The media story is clearly as big headache for the Government, and Armstrong is ruthlessly pursued by Special Prosecutor Patton Dubois (Matt Dillon), who parades her before a grand jury in an attempt to get her to reveal the source of the leak. Armstrong steadfastly refuses to divulge her source, and is jailed for contempt. The twelve months she spends in jail as a contemnor sees her marriage collapse, and her relationship with her son Timothy wither. Public support for her erodes the longer she is in jail; the longer she maintains her silence, the more she is seen to be selfishly sacrificing her son in a bid for First Amendment martyrdom. It is not until the very end that a surprise further motive for her to stick to her guns is revealed… just as she embarks on a further two-year prison term (this time as a common criminal) for obstructing justice.
This is not really a prison movie, but more of a courtroom-led debate on First Amendment rights v National Security interests.

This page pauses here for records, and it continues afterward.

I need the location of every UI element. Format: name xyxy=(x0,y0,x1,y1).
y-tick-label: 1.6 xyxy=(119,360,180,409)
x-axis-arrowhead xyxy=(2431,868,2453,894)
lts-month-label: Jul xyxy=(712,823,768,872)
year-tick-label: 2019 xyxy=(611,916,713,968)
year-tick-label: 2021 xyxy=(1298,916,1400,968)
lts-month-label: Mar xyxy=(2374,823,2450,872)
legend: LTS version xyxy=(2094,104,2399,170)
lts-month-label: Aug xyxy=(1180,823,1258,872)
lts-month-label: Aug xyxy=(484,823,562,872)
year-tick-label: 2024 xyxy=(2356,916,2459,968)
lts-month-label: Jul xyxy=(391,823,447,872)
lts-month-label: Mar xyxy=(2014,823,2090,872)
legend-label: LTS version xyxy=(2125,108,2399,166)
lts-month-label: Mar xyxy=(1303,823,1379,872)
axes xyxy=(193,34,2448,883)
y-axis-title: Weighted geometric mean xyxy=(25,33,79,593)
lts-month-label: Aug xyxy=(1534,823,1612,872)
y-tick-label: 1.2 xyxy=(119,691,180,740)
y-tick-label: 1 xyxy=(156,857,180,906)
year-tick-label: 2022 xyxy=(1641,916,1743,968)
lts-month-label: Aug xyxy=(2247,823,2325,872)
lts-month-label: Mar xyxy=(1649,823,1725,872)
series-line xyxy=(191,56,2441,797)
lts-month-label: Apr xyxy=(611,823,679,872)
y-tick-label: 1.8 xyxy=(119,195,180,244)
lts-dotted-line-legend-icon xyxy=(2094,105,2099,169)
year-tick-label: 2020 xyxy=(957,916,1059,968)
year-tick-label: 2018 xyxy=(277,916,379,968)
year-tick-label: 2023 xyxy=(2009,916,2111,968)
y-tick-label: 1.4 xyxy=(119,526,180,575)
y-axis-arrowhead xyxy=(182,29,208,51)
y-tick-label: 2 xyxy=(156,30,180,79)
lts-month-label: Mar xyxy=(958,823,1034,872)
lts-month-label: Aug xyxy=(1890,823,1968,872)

That said, Armstrong spends a considerable time in jail, and without the jail component, it would be a much lesser story. And while her prison experience is not at the film’s core, we are treated to a few glimpses of genuine prison issues – like the distress of prisoners as their children drift further and further away until they become almost totally alienated. In Armstrong’s case, it is doubly difficult as her husband and her son are aware that she is (in one sense) able to free herself at any time; she is seen to be choosing prison over her family. By the end, the gulf between mother and son is enormous, seemingly irretrievable, and one is a little amazed that any relationship can truly survive such a test.
Armstrong’s institutionalisation is a real-life prison story, too. She starts out just about as far from a standard prison inmate as one can get, yet by the end of the film she has changed – and her status as a prisoner is confirmed as she fights another woman in a territorial dispute over ownership of the top bunk.
It’s a competent drama, tense, compelling and well acted. It’s neither Judith Miller nor Valerie Plame, but is powerful enough without them.
Posted on December 17th, 2012 at 9:27 pm. Updated on December 17th, 2012 at 9:30 pm.